Nokia, which lost its smartphone market lead last year to both Samsung and Apple, still shifts volumes which are dwarfed by its major rivals. Apple sold 37m iPhones in the quarter, while Nokia reported 19.6m smartphone sales, and that number still includes the legacy Symbian models, which the Finnish vendor will continue to support and enhance for at least another three years. But its performance was ahead of expectations of 18.5m smartphones sold.
Nokia reported a net loss of €1.07bn ($1.4bn), or 29 cents a share, but this was because of a €1.1bn impairment loss on its location unit. It compared with a year-ago profit of €745m. Sales fell by 21% to €10bn. The main factor here was a drop in sales of low end handsets, and the value of those devices.
In Q411, overall handset sales dropped by 29% year-on-year, a figure which split between 19.6m smartphones and 93.9m featurephones for a total of 113.5m.

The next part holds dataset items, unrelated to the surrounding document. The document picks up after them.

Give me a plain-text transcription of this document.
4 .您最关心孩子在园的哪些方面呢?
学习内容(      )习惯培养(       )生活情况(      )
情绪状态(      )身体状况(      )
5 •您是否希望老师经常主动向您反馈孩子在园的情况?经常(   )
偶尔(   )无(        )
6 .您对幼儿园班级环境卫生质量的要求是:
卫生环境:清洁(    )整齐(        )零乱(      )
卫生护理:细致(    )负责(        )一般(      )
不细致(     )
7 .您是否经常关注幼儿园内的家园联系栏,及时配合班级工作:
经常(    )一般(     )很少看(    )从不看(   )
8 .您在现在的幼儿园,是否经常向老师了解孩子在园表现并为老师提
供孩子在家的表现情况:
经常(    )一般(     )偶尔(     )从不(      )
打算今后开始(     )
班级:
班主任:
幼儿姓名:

Nokia also saw prices for its handsets fall, with an ASP of €53, down from €69 a year ago. That helped depress profit margins, which were just 3.4% on handsets, compared to 12.7% a year ago and 12.1% even as recently as Q311. These figures reflect the necessity of competing aggressively on price in order to keep the Symbian and S40 cushions alive during the transition to WP7, as Nokia seeks to maintain its high profile in markets like China and India, which will be vital for future smartphone growth. They also reflect the increased cost of developing and marketing a brand new range, after a couple of years of Symbian-based stagnation.
However, the fall-off in low end products is not a positive for Nokia. While competitors like Motorola and Sony Ericsson have deliberately moved away from the low margin featurephone space to focus on the high end, and so have expected a fall in volumes and overall revenues, Nokia has insisted that low end devices, where it retains huge scale and brand recognition, are still a key part of its strategy. It made this clear when it unveiled its new Asha dual-SIM featurephones at the same big event as the first Lumias, and this week it said it had sold the 1.5 billionth model in its low end Series 40 platform, an Asha 303 in Brazil. The first S40 phone was the Nokia 7110, launched in 1999, and there are now about 675m active users of the system, with the vendor claiming to sell about 12 such handsets a second.